Thursday, January 30, 2014

It's all about the attitude

Tonight I caught throw-up in my hands. It was yellow and slimy and surprisingly difficult to wash off. It was pretty disgusting, but at the same time, beautiful.

Yeah, that's right. Catching my 1 year old daughter's puke was a beautiful moment. Why? Because it's a moment that reminds me that my little girl is the most precious thing I have, that I would do anything for her, even things I would never imagine doing before for anyone else. Like placing my hands under her chin at the moment I realized she was gonna hurl. I didn't even have to think about it...of course I would hold her vomit. I'm a mom. That's what we do. We catch throw-up, we dig out boogers, we kiss slobbery open mouths. We get poo on our hands.
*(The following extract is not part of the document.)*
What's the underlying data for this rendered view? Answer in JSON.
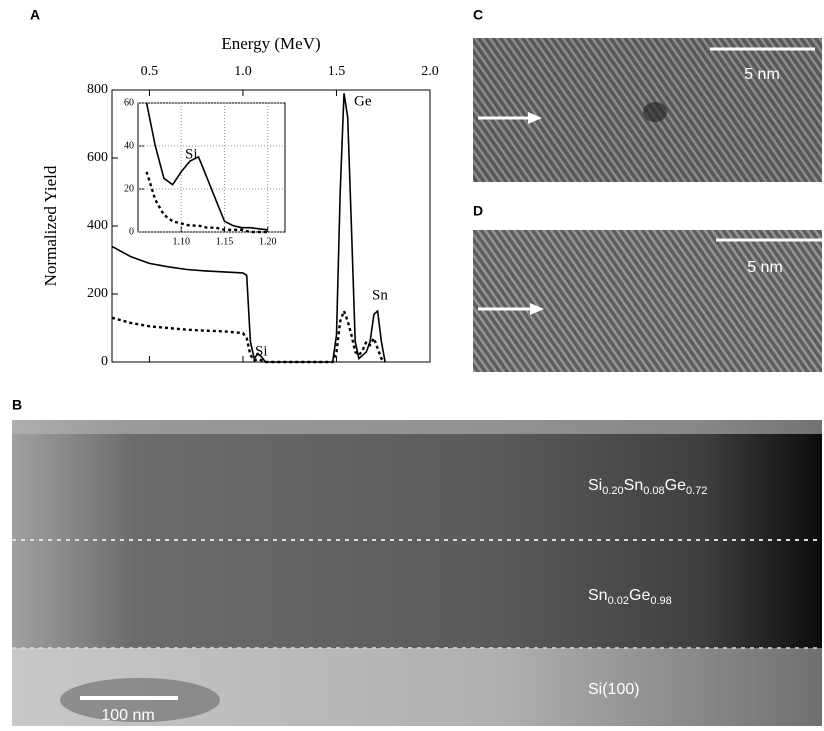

Seriously, I think my life as a mom revolves around messes. If it's not the food thrown all over the floor, it's the wad of paper she managed to rip into a million shreds.

Sometimes, I want to call it quits. On the bad days, I look at my life and all I see is a woman who rarely puts on make up or actual pants, who is a prisoner in her own home with her child as acting prison guard. And on those bad days, I just want to go back to being a free girl with little responsibilities and her Saturdays all to herself.

And it's okay. We're all entitled to our pity parties, to our bad days.

Because there's also the good days.

Like the mornings when Savannah wakes up and I go into her room to find her bouncing all over the crib, giving me that mischievous little smile that I know she must have gotten from me (Oh please help me).

Or how lately she loves sitting on my lap...I don't know why but I just LOVE that she does this. There's nothing that can make you feel more special than the love of your child.

I know that I am her favorite person. I know that she trusts me completely, that she loves me unconditionally, and that she thrives off of every bit of attention that I give her.



I read a blog post today where a husband announced that his wife's job of being a mother is harder than his job at a law firm. While I appreciated the consideration towards mothers, I think that we have to move past this need to feel that we somehow work harder, or our lives are more difficult. Because honestly, I wouldn't trade places with my husband...okay, maybe for a day or two...

Being a mom isn't "hard", it's joyous. It's wild. It's messy, unpredictable, frustrating. It's beautiful.

And while sometimes I want to think that my job is harder than my husbands, I have to really dig deep and accept that it isn't. We simply play different roles, both working to make all of the gears shift correctly, neither of us better or more important than the other.


What I'm learning: The difference between happiness and depression is attitude. Bryce goes to work with a smile on his face (literally) and comes home with that same smile. He never complains, even when he's spent all day in the rain digging a hole, water in his boots, blisters on his hands. Instead he laughs as he tells me how warm the water in that hole was. He is such an example to me, and I'm trying to be more positive when it comes to the "holes" I have to dig each day. I would never degrade his efforts and perseverance by saying that my job is harder.



Heck, I spend every day with the most beautiful face in the world.

If we, as mothers, manage to have the same attitude my husband has, finding the good in the daily chores, the dirty diapers, and the mountains of laundry, not only will we be happier, but our home will be a safer, more loving place.

So bring on the puke! I don't mind getting my hands a little dirty... it just means that I'm MOM. And what better and more prestigious title can you have?